The Appalachian Land Ownership Survey was launched by the Appalachian Land Ownership Task Force in 1978. The survey was created in order to understand the demographics of land ownership within the Appalachian mountain region. This survey spanned the area across 420 different counties from Georgia to Maine. The main focus of the survey was to identify patterns within land ownership, specifically absentee owners and the effects on regional development in the areas. It is mandatory for agricultural land owners in the United States to participate in these surveys to account for their production, financing and inputs within each state.

== Absentee ownership ==
Absentee owners are considered to be private companies within the coal, timber, petroleum industries as well as some National and State parks. Private companies came to the Appalachian mountains to invest in the land with hopes to profit off of the resources. For example, 93 percent of the land owners in West Virginia were absentee owners by the year 1810. As of 1981, absentee owners in the Appalachian mountain regions own a total of 51 percent of the land. In 80 counties throughout Appalachia, these private companies own land in almost half of the surface area; 43 percent of the land is owned by private companies and 8 percent is owned by the Government.

== Natural resource mining ==
The Appalachian region is well known for its abundance of coal, natural gas, and many other natural resources that have led to the extraction of these resources. In the mid-1800s, the demand for coal grew, which caused an abundance of coal companies to set up mine sites throughout the Appalachian Mountains. During this time, the Appalachian region was the top producer of coal for the United States. Up until 1990, Appalachia was producing most of the counties coal with West Virginia, Pennsylvania, and Kentucky being the top production states. West Virginia alone produces nearly half of the regions coal and holds the highest rate of coal employment.

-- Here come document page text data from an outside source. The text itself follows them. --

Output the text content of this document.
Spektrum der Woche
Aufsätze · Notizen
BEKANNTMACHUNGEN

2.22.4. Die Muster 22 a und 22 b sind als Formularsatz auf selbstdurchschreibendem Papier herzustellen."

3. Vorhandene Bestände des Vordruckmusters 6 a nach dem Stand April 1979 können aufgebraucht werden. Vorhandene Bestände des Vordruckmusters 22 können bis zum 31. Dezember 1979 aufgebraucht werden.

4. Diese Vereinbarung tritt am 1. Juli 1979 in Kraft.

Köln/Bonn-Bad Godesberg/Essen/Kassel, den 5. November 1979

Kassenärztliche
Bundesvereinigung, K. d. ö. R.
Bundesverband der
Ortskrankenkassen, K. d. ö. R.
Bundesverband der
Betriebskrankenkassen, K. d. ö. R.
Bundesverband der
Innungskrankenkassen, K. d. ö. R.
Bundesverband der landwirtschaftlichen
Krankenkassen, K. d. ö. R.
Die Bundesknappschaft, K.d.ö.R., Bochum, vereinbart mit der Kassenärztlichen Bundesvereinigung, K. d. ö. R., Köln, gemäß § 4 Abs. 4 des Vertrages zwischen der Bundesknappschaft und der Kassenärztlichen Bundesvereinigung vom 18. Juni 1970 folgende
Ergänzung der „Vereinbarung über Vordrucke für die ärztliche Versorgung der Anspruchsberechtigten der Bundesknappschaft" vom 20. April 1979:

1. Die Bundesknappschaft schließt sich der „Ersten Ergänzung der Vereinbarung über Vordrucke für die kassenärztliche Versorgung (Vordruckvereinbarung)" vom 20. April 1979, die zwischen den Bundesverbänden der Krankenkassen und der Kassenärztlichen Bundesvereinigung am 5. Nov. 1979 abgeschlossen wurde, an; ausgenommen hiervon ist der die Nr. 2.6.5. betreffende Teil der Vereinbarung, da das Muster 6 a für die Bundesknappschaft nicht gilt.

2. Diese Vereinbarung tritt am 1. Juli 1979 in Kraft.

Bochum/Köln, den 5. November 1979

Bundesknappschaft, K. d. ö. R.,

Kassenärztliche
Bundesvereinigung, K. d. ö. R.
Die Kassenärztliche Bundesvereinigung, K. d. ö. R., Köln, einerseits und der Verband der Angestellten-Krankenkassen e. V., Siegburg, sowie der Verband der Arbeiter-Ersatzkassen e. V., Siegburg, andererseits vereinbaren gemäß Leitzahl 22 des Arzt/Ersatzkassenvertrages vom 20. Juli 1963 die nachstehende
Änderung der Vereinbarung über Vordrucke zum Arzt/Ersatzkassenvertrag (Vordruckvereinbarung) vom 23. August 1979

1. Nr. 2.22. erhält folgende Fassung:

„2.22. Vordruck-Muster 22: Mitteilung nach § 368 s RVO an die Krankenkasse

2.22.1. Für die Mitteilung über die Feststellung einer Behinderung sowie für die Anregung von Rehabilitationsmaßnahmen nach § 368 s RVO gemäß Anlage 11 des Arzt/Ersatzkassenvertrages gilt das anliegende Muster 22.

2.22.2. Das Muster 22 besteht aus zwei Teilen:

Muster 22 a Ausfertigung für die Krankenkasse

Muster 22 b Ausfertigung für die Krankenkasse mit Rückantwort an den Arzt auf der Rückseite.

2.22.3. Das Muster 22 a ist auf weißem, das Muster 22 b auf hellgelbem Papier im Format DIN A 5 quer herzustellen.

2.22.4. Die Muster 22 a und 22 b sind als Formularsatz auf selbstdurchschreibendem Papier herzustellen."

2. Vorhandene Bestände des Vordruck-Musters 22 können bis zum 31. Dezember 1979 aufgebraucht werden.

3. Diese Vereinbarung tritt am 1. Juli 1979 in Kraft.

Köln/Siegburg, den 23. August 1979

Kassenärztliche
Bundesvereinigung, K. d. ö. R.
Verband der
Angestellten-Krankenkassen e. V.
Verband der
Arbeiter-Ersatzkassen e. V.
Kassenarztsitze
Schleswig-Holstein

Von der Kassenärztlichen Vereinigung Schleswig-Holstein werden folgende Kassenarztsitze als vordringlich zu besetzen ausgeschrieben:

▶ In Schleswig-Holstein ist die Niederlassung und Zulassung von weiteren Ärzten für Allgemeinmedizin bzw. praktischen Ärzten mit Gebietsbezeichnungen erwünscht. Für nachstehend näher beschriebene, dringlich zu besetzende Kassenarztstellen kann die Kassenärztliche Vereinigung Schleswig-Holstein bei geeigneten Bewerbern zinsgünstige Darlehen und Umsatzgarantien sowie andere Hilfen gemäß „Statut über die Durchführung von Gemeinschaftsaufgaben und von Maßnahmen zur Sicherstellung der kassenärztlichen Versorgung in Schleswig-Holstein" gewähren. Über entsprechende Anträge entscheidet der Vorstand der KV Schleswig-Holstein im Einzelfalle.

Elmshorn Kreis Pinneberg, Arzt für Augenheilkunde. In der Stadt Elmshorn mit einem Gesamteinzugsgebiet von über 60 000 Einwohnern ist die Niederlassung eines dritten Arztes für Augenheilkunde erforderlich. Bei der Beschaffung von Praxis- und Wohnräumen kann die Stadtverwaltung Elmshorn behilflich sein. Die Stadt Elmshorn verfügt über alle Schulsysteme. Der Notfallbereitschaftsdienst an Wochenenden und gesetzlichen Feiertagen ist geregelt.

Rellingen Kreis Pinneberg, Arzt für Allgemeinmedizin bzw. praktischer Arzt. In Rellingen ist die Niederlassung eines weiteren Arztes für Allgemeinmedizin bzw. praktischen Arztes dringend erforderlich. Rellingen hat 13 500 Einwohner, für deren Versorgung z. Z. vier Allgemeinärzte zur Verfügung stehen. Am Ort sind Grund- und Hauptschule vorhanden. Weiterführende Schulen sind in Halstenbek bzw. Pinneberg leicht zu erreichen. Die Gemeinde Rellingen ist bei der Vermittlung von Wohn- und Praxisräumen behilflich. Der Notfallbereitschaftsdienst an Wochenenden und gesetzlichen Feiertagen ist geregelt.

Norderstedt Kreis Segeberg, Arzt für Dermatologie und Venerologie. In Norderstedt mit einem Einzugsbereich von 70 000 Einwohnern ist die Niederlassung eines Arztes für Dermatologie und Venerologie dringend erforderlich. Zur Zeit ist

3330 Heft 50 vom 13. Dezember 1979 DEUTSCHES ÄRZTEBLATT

== Taxation system failure ==
Corporations normally have large deductions on their taxes in comparison to the average land owner, so the land under possession of absentee owners is taxed significantly less. Companies mining in the Appalachians take up a large portion of land, which leaves a significantly smaller amount of tax revenue than if the majority was owned by locals. Property taxes are a primary source for government supported projects managing everything from roads and education to welfare. Property values have gone up over 300 percent since 1977, dramatically increasing the cost of property taxes. Due to the low taxes the natural wealth of the area, there is a lack of monetary support for civil services.

== Economic growth ==
The dramatic rise of coal brought many private companies into rural Appalachia. These private companies came to the Appalachia region with hope to invest in and profit from the beautiful, yet valuable resources. Railroad companies, steel mills, textiles factories, and steam boats were the biggest users of coal during the Industrial Revolution.

== Cultural effects ==
In a study done by Dr. David Rouse in 1995, he concluded that the large amount of corporate land ownership in the Appalachians restricted the public access to land, allowed corporations to have more political influence, and decreased civic engagement within the area. Although the Appalachian mountains are filled with an abundance of resources, these areas are often notoriously poor. In 1981 it was found that absentee owners and corporations held up to 43% of the land in the Appalachian mountain region. While these corporations were benefitting from the land, proportionally they were putting very little back into the area in terms of taxes paid. Corporations take up a very large portion of flat land which would be useful to build houses on, and pay a far smaller percentage of tax on that land than the average homeowner would. Many Appalachian Mountain Communities cannot expand their population due to the lack of space to build homes and an inability to create new infrastructure with less tax revenue.